The target equilibrium, should balance interest rate with full employment or at the “natural rate” of employment.  Clearly as the point of equilibrium moves toward the X axis the natural rate of employment is at a level of high unemployment!  On today’s number of 0.8% the Eurozone is somewhere between points A and B on the chart – not a good place to be.  If one looked in detail at different states, some:  Greece, Portugal and Spain would already be at point B!  All very worrying.
When I was looking at this chart there was also something else that leaped off the page, perhaps you noticed as well.  The Japanese data spans 15 years and the interest rates barely move – stuck between 0 and 0.5%, and the inflation rate fluctuates in a narrow band from -1.5% to 0.3%.  The thing that’s niggling away at the back of my mind is - that after a period of time negative real interest rates might just become the problem?  This goes against most (all) economics teaching – either Keynesian or Monetarist.

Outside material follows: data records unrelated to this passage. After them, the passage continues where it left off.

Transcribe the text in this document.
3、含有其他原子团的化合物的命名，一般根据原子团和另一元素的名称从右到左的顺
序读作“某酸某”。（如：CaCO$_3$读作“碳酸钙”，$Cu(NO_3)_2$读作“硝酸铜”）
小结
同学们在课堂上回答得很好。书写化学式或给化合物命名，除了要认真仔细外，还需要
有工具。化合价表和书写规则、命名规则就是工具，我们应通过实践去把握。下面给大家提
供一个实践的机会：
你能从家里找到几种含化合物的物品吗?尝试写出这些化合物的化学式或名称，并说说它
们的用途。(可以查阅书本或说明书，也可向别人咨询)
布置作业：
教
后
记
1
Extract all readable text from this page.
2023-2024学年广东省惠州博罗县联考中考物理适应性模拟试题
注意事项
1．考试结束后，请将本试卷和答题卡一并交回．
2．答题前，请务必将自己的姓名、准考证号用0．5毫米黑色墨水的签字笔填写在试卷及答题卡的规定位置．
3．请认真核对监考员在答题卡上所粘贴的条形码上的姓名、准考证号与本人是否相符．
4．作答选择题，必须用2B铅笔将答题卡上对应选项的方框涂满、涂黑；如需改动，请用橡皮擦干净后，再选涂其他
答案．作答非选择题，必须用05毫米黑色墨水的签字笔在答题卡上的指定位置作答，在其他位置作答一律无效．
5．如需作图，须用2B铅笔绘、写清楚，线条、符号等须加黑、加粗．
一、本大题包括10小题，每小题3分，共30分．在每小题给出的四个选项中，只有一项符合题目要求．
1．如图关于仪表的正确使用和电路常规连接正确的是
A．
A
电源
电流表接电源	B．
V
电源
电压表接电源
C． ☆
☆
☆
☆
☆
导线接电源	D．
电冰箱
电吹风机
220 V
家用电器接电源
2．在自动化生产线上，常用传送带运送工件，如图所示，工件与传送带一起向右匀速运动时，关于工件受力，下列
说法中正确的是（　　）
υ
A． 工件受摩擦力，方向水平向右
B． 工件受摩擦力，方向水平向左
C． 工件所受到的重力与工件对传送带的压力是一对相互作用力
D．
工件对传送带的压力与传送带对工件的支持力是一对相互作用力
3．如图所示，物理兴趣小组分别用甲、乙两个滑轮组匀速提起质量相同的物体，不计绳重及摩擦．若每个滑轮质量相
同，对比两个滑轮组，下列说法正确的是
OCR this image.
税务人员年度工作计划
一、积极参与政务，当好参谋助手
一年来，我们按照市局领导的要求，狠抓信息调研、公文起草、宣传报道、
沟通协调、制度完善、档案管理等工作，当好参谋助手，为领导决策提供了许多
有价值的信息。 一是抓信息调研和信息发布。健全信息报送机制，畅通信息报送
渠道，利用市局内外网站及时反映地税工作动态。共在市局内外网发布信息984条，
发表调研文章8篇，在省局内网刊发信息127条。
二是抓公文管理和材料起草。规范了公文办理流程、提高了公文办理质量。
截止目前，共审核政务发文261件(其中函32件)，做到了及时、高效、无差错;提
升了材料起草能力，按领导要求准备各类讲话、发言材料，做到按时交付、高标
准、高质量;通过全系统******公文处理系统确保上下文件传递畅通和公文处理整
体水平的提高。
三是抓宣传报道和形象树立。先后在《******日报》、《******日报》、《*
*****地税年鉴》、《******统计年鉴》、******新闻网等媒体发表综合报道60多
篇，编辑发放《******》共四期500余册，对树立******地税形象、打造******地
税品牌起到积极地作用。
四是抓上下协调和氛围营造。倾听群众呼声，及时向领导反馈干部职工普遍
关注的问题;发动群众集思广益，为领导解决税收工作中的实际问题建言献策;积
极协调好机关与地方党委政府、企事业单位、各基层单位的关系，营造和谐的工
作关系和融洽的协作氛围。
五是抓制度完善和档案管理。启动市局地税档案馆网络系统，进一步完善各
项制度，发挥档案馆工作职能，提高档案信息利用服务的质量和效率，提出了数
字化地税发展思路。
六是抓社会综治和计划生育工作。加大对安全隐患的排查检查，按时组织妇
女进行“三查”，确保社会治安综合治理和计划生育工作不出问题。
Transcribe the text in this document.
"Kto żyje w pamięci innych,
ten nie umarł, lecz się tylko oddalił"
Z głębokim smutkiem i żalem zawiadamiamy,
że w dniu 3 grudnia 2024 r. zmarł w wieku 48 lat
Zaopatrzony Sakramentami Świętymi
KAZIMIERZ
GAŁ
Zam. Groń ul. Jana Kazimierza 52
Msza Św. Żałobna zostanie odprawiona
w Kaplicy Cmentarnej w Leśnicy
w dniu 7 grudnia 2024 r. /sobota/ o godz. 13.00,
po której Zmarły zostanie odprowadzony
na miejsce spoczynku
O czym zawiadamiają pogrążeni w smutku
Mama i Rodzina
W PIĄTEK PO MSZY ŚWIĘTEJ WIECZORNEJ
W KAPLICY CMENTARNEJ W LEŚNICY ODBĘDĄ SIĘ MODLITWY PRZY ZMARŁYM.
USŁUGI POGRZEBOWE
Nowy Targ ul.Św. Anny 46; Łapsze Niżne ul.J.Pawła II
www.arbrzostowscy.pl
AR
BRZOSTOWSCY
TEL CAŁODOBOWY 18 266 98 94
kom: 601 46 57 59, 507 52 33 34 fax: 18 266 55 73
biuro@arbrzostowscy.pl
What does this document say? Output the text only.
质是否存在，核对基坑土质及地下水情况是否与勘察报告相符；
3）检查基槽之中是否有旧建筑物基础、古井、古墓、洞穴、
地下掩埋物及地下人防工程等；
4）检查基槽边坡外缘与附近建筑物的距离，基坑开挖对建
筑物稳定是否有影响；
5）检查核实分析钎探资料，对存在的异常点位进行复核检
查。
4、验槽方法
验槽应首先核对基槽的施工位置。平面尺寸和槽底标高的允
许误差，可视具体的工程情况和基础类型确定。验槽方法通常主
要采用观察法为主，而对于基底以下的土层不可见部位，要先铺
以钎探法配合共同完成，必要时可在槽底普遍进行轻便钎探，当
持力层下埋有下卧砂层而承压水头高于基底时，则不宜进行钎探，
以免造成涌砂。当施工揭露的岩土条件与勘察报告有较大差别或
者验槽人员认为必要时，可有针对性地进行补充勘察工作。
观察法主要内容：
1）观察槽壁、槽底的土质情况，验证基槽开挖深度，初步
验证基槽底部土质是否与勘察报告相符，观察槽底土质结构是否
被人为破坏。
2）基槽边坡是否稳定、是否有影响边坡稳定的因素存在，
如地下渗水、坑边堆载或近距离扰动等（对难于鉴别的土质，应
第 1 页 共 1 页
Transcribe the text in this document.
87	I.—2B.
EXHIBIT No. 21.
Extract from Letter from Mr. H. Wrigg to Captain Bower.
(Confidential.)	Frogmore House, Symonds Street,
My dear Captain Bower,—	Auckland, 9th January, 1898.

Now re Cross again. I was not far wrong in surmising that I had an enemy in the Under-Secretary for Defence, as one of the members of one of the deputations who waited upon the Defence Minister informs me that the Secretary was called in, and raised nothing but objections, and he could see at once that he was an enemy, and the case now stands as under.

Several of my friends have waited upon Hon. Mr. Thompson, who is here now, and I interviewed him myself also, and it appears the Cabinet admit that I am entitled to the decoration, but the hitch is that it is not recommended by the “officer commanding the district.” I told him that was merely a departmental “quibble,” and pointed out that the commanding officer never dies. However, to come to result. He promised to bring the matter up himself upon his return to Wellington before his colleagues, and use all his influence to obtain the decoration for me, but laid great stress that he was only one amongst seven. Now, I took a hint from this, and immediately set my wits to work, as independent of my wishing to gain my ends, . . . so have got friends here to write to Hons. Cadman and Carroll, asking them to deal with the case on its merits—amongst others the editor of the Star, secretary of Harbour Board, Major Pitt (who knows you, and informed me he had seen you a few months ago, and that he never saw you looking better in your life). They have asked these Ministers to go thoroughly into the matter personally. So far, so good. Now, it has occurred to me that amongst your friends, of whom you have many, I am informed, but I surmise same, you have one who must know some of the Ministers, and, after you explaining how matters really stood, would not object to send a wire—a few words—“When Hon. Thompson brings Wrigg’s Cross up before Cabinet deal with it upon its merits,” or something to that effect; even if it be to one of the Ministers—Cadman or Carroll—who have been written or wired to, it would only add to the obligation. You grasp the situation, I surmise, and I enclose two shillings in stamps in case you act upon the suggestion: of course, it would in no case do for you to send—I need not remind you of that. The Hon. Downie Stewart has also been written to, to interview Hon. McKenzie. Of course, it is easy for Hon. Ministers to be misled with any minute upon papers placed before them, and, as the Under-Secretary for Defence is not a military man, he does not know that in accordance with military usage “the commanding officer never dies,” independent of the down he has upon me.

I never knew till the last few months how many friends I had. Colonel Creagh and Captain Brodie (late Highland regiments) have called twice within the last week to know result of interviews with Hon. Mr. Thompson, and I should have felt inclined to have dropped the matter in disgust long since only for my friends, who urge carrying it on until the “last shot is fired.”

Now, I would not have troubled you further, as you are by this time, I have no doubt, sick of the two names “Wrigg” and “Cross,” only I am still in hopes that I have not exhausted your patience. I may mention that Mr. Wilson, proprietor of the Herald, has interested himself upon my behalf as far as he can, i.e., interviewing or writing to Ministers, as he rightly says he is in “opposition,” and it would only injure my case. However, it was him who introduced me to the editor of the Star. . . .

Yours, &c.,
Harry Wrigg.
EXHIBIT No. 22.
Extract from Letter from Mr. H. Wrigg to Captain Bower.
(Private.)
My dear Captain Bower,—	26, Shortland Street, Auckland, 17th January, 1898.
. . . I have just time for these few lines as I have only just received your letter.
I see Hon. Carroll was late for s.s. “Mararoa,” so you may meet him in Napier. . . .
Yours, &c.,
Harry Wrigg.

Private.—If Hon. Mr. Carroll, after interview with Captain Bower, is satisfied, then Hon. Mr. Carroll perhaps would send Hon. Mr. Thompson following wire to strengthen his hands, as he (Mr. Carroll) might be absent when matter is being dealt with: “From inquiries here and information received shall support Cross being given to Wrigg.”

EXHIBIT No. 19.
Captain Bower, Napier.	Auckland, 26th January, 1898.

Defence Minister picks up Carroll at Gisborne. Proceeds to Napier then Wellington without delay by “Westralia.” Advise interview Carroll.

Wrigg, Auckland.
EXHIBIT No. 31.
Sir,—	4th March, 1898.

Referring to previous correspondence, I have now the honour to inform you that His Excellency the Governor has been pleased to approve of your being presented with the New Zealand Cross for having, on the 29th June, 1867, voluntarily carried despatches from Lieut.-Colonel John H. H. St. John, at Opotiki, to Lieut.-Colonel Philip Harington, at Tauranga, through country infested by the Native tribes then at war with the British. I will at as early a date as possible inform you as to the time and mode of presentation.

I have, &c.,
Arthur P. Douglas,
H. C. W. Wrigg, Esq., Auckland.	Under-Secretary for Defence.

So why might this be, you would have thought that negative real interest rates would be a great stimulus to economic activity and therefore inflation.  But is it possible that after a protracted period of low rates other rational behaviours could kick in?   in fact these behavious are embedded in the first deflationary death spiral I mentioned – once money is consistently decreasing in value the appetite to invest or to leverage-up must drain away, if my mortgage costs are half what they were 5 years ago why risk a change of career or starting a new business, there is no driver (Hunger) for me to change what I am doing.  For the middle classes and for many businesses the status quo is not too painful, it may not be exciting but it’s good enough.  So how do we break the cycle – well we could raise interest rates to raise the level of “hunger” in working people and to deal with all those Zombie business that are using up resources (people and capital).  This contrarian move would also have the effect of increasing the value of the currency forcing businesses to become more efficient.  The problem is that these “initiatives” would also drive up unemployment, suck in exports and make things noticeably more painful, the quid pro quo however would be the raised appetite for risk - Hunger Games.

The question is whether the positives of structural change would out-weight the damage to employment levels; my guess it would be a close call in an independent economy such as the UK. Economies tend to recovery quickly from the short sharp shock of very high interest rate – take the UK economy in 1992 when rates were lifted to over 15% - this initiated the longest economic up-turn in our recent history.  The problem in Europe is that the single currency makes all this impossible – so they have to sit back in their self-inflicted torpor and dream of the Hunger Games.